All statistical tests were performed in JMP Pro 15.1 (Statistical Analysis System, RRID:SCR_008567) and incorporated the animal number as a random effect to account for repeated measures when applicable. In the first set of experiments, we characterized the effects of three variables (stimulation amplitude, pulse width, and anesthesia) on the cEP magnitude and latency at different stimulation frequencies. For each variable we performed a repeated-measures multiple regression analysis, quantifying the effects of the variable, stimulation frequency, and the interaction of the variable with stimulation frequency. In a second set of experiments, we fit the cEP magnitude over time to linear and exponential models and compared the model fits with the Akaike information criterion-corrected (AICc) weights, which provide an estimate of the quality of each model’s fit by balancing the trade-off between goodness of fit and model simplicity (58). We then performed repeated-measures linear regression on each term of the exponential models for each animal at each stimulation frequency. In another set of experiments, we characterized changes in spectral features between 0 and 130 Hz DBS, which we quantified with paired t tests. Finally, we quantified the Pearson’s product-moment correlation (PPMC) of five different biomarkers with two measurements of motor behavior. All experiments had a minimum sample size of 5 animals, which is based on a power analysis of our preliminary data performed in GPower 3.1 (59), using a minimum power of 0.8. All results are presented as means ± standard error and were considered significant at P < 0.05. Study data are available at the Duke Digital Repositories at https://doi.org/10.7924/r47s7t64c.

RESULTS

Cortical Response to Variations in STN DBS Parameters

We quantified the magnitude and latency of the cEP during DBS with four stimulation frequencies (25, 75, 130, 200 Hz) at four different amplitudes (0.4, 0.6, 0.8, 1.0 max amplitude) (Fig. 2A) and performed a repeated-measures multiple regression (Table 1; n = 6). Higher stimulation frequencies decreased the cEP magnitude and increased the cEP latency. Additionally, higher stimulation amplitudes increased the cEP magnitude but had no effect on cEP latency. Finally, there was a significant interaction between stimulation frequency and amplitude on the cEP magnitude, but not the cEP latency, indicating that at higher stimulation frequencies there was a smaller absolute effect of stimulation amplitude.
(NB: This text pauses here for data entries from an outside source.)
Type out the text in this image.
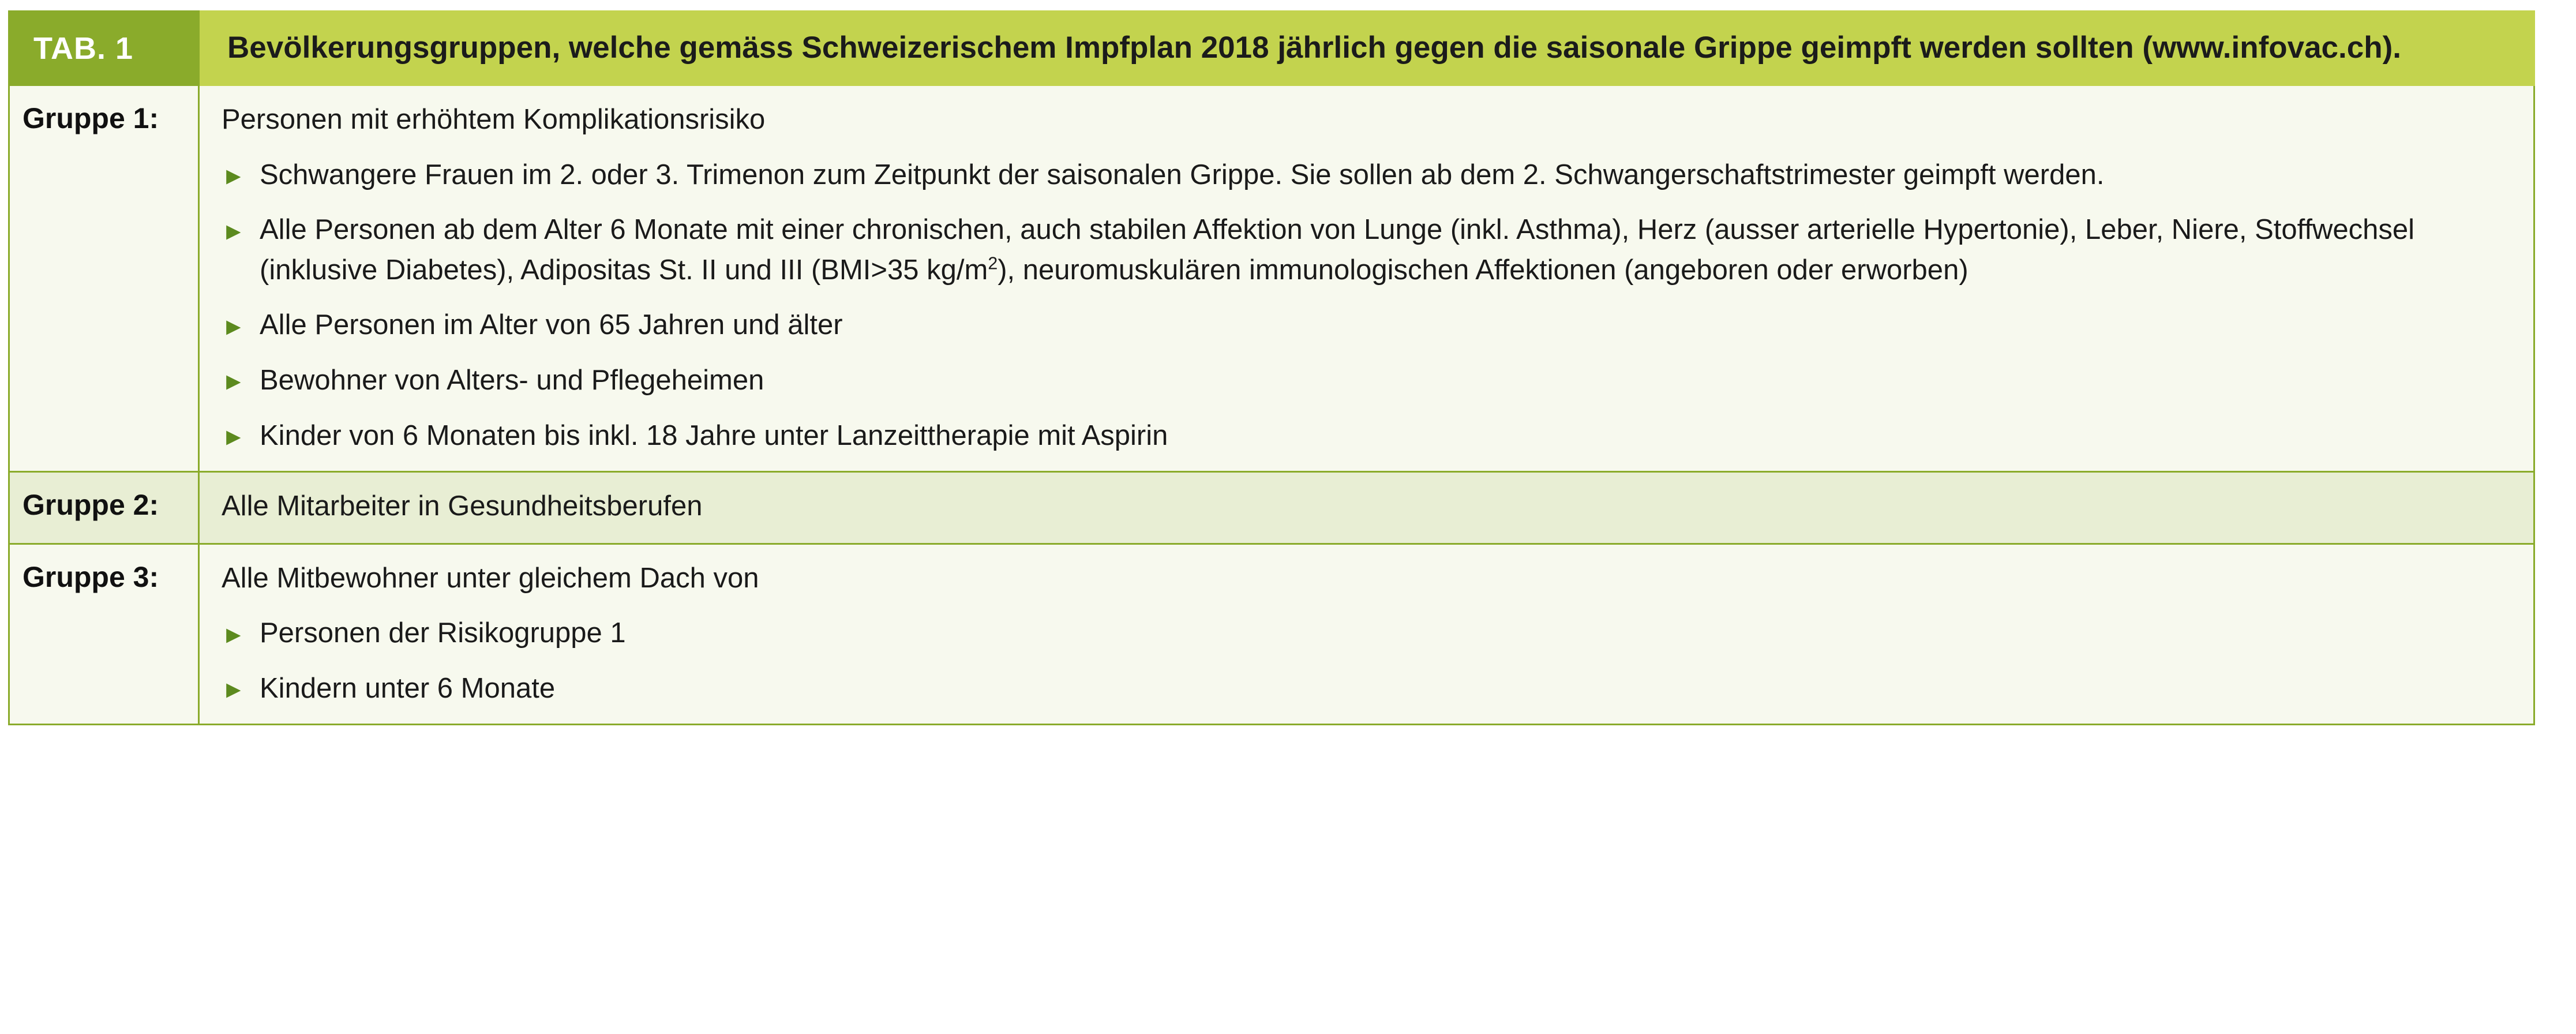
TAB. 1	Bevölkerungsgruppen, welche gemäss Schweizerischem Impfplan 2018 jährlich gegen die saisonale Grippe geimpft werden sollten (www.infovac.ch).
Gruppe 1:	Personen mit erhöhtem Komplikationsrisiko

► Schwangere Frauen im 2. oder 3. Trimenon zum Zeitpunkt der saisonalen Grippe. Sie sollen ab dem 2. Schwangerschaftstrimester geimpft werden.
► Alle Personen ab dem Alter 6 Monate mit einer chronischen, auch stabilen Affektion von Lunge (inkl. Asthma), Herz (ausser arterielle Hypertonie), Leber, Niere, Stoffwechsel (inklusive Diabetes), Adipositas St. II und III (BMI>35 $kg/m^2$), neuromuskulären immunologischen Affektionen (angeboren oder erworben)
► Alle Personen im Alter von 65 Jahren und älter
► Bewohner von Alters- und Pflegeheimen
► Kinder von 6 Monaten bis inkl. 18 Jahre unter Lanzeittherapie mit Aspirin
Gruppe 2:	Alle Mitarbeiter in Gesundheitsberufen

Gruppe 3:	Alle Mitbewohner unter gleichem Dach von

► Personen der Risikogruppe 1
► Kindern unter 6 Monate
However, when the cEP magnitudes at each amplitude were normalized to their value at the lowest stimulation frequency (25 Hz), there was no longer an effect of stimulation amplitude (Table 1), indicating that although stimulation amplitude affects the absolute reduction in cEP magnitude at high stimulation frequencies, it does not affect its relative change with frequency.

Figure 2.

Changes in cortical evoked potential (cEP) magnitude and latency at 4 different stimulation frequencies (25, 75, 130, 200 Hz) during different stimulation conditions. The left column of each panel is normalized for each animal to the 25 Hz value of a single condition, and the right column of each panel is normalized to the 25 Hz value of each condition. For each group we performed a repeated-measures multiple regression analysis (Table 1, *P < 0.05). A: cEP magnitude and latency as a function of stimulation frequency and amplitude (as % of each rat’s therapeutically effective amplitude) (n = 6 animals). Data in the Single Condition group are normalized to the 1.0 Amp value. For the Single Condition group, there were significant effects of frequency (Freq), amplitude (Amp), and Freq × Amp on the cEP magnitude but only a significant effect of frequency on the cEP latency. However, for the Each Condition group there was only a significant effect of frequency on both the cEP magnitude and latency. B: cEP magnitude and latency as a function of stimulation frequency and pulse width (PW; 60, 90, 120 µs) (n = 5 animals). Data in the Single Condition group are normalized to the 120 µs PW value. For the Single Condition group, there were significant effects of frequency, PW, and Freq × PW on the cEP magnitude but only a significant effect of frequency on the cEP latency. However, for the Each Condition group there was only a significant effect of frequency on both the cEP magnitude and latency. C: cEP magnitude and latency as a function of stimulation frequency during an awake vs. sevoflurane (Sevo)-anesthetized state (n = 6 animals). Data in the Single Condition group are normalized to the Awake value. For the Single Condition group, there were significant effects of frequency, sevoflurane, and Freq × Sevo on the cEP magnitude and significant effects of frequency and sevoflurane on the cEP latency. However, for the Each Condition group there was only a significant effect of frequency on the cEP magnitude but significant effects of both frequency and sevoflurane on the cEP latency. Error bars indicate ±SD.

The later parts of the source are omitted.